1 Continuing employee health and safety but…
… some experts suggest that there may be a different slant about to come to health and safety training. Health and safety is not fixed. It is a process that is continually evolving and for too long, say some, it has been seen as a nuisance.
Training will now be expected to focus on health and safety culture: that is, highlighting the part we all play in being safe and healthy at work.
2 Workforce exposure to technology
There is no doubt that the digital revolution is upon us with more and more of us professionally and personally relying on technology to improve our lives.
The state of connectivity – that is, being ‘connected’ to social media and so on – 24 hours a day could now be reaching harmful proportions. If your staff are unable or unwilling to switch off once they leave work, does it become a health and safety issue? Some experts suggest that 2018 could be the year businesses start to grasp this thorny issue.
3 Office worker lethargy
Many of us will know how we end up sitting at our desks for far longer than we should! When we are busy and emails are flying in, demands for reports and so on, we don’t realise how static we become in our working day.

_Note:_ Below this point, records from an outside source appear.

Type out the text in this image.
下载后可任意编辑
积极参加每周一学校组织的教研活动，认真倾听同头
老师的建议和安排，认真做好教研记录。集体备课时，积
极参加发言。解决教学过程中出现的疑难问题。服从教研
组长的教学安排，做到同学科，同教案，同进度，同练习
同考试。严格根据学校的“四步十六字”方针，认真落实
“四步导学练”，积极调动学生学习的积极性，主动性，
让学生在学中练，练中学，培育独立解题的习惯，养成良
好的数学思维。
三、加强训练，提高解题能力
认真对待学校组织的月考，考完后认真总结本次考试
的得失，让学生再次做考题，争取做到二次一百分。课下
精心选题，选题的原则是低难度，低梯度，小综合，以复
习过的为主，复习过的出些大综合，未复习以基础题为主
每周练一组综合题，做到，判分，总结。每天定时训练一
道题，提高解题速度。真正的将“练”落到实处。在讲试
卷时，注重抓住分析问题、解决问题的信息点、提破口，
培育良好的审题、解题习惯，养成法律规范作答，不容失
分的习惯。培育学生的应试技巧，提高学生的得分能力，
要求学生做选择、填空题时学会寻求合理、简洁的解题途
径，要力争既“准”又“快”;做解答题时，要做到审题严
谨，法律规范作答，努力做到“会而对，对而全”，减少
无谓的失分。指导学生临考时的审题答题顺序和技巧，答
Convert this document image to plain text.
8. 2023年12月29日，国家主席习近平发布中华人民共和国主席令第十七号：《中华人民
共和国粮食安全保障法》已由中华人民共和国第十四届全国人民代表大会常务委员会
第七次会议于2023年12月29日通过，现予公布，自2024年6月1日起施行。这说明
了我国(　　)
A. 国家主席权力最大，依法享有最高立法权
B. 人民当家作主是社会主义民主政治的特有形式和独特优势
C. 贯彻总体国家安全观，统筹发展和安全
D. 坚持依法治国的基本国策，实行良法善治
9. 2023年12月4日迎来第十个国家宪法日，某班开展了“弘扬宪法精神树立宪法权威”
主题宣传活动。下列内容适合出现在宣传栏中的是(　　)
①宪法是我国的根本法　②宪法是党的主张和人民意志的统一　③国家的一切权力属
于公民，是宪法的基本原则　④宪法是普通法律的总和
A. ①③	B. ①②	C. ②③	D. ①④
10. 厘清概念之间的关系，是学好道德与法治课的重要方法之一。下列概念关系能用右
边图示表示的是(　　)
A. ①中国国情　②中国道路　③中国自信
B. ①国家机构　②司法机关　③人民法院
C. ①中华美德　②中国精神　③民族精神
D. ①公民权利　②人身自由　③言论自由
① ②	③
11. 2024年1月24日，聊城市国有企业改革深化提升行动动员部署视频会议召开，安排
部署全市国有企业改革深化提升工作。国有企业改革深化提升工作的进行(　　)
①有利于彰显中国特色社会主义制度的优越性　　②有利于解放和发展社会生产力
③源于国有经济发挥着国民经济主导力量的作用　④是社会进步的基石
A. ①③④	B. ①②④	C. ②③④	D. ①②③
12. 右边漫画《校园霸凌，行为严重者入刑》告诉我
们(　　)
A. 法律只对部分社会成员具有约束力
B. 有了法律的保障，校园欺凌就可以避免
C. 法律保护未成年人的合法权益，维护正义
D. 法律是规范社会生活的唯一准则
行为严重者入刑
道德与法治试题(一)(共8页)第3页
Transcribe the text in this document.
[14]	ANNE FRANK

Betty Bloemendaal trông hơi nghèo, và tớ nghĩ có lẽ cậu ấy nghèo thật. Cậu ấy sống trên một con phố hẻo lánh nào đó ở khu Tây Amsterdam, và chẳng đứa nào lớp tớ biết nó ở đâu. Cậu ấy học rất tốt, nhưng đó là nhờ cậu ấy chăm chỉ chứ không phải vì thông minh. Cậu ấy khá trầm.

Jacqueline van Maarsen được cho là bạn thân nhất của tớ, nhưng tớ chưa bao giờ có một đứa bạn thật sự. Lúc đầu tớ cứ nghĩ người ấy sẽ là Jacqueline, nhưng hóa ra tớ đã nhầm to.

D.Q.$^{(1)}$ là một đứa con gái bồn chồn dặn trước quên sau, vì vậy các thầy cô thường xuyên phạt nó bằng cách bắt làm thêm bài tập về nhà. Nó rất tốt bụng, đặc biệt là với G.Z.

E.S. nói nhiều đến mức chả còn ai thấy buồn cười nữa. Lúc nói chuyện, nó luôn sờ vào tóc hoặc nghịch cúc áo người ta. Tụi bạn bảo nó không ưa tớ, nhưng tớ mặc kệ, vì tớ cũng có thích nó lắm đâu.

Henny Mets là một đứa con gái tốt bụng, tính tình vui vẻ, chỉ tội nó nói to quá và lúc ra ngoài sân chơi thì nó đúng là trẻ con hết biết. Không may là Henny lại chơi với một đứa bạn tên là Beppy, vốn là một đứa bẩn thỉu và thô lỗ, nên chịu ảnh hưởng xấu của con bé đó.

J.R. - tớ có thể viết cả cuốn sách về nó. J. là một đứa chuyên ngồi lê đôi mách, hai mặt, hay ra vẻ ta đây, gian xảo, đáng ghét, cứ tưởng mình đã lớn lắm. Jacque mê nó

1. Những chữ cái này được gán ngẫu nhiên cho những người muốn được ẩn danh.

A recent report in The Lancet suggests that office workers who continually sit for more than eight hours a day are more at risk of premature death. Sedentary living could become a health and safety issue for businesses across the UK in the coming year.
Whichever way you voted and no matter what your opinion of how Brexit will affect your industry, it is happening. With the details being thrashed out, some health and safety moguls are suggesting that the coming year will be the one in which business looks at the smaller details too, including how health and safety will be affected.
Some suggest that without a legally binding health and safety process, the future could look very different.
5 The tragedy of Grenfell and building safety
The summer tragedy that dominated the headlines saw a tower block blaze taking the lives of 80 people in London. Whilst there are many unresolved and as yet-to-be-discussed issues from this tragedy, it has shone a spotlight on health and safety in terms of fire, sprinklers and other fire prevention systems – and not just in tower blocks.
With the investigation underway, as well as affecting how housing and builders operate, there could be wider H&S implications too.
6 Are directors responsible for health and safety?
It is a question that some legal experts are asking in relation to section 37 which addresses whether directors of a company are directly responsible for health and safety breaches. Legal high fliers suggest that this year, there will be increased discussion on how much authority and responsibility a director has, and how this is investigated when there has been a breach.
What do you think will be hot topics in the coming year?